A point that Bach and Bolton make in their article is that computers can never replicate the behaviour of a human interacting with a piece of software. For one, computers have limited ability to react to unexpected behaviour. They don’t “see” the screen the same way that a human does, and therefore they often cannot interact with it in the same way. As an example, I was trying to write an automated test earlier that would pick an option from a drop-down menu in order to get a webpage into a state that I could run checks on the desired layout of the page. I was having a problem where the drop-down menu would obscure a part of the page that I needed to check. The framework I was using to test selected the option from the menu in such a way that the menu, for whatever reason, would not disappear again once the option was selected. This “eccentricity” of the testing framework was a blocker in testing the page, and it was something a human being would never encounter.

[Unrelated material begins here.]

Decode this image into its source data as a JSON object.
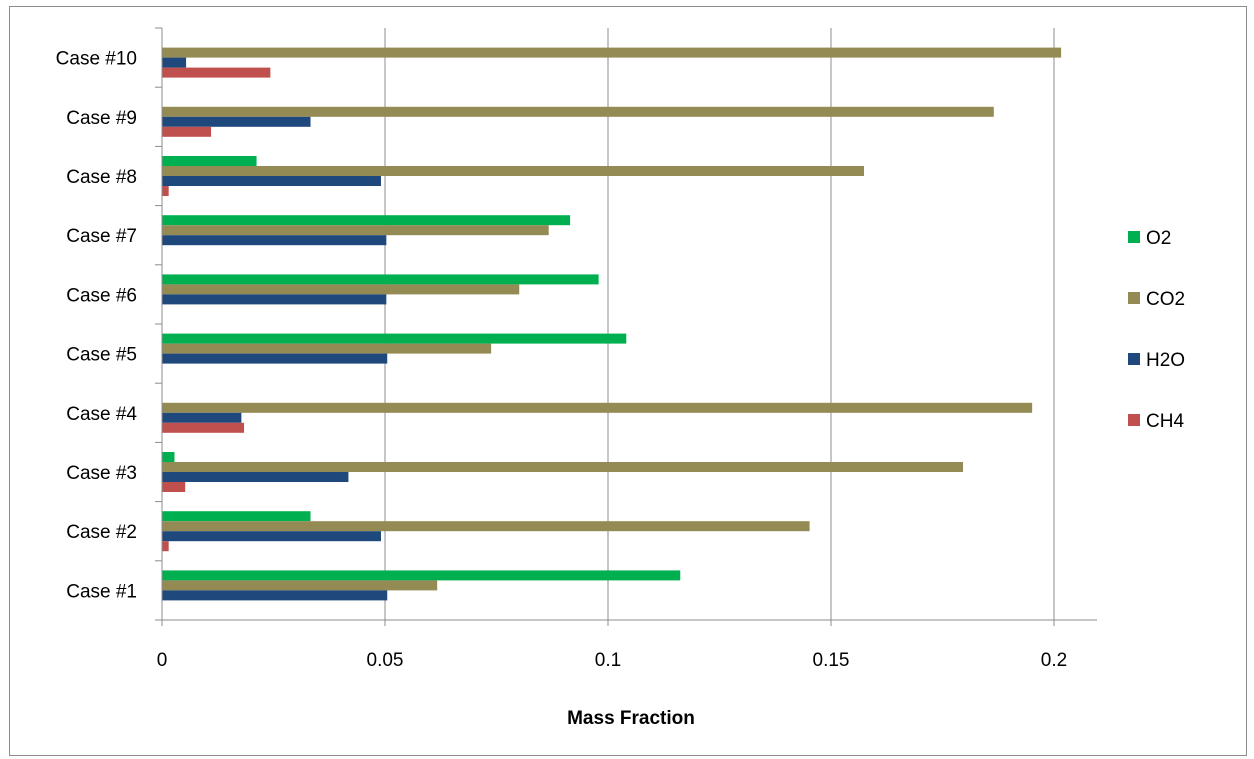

The biggest and most important bugs are only found when a tester is intelligently and deliberately exploring the software – not when a computer is performing programmed checks.

Some Caveats…

The things I talked about above are not fair to say as blanket statements. If these things were always true of automated tests, there would be no reason to ever write them and all testing would have to be performed manually. This is simply what I have found in my experience at my company, and something that we are working on improving. Automated tests can be designed to account for the flakiness and instability I spoke about above, and they can be written intelligently to support a tester in manual testing.

One of my favourite things about automated tests is that they do all the mundane and boring, but still necessary, checks. A framework that I have been playing with, Galen, is designed to test the layout of a webpage on different browsers at different resolutions (important for our goal of having our page be properly responsive). One of the developers on my team spoke about a concern that the reason I liked the tool is because it could replace my work rather than support my work. That is a little true but a little not – I like that it can do the work of checking basic layouts on many different browsers (cross-browser testing is the most tedious thing in the entire world) and thus free up my time to focus on more intelligent testing.

My department has a bit of a love-affair going on right now with writing as many automated tests as possible. My goal going forward is to do this more intelligently so as to not write tests that need more maintenance than they are worth.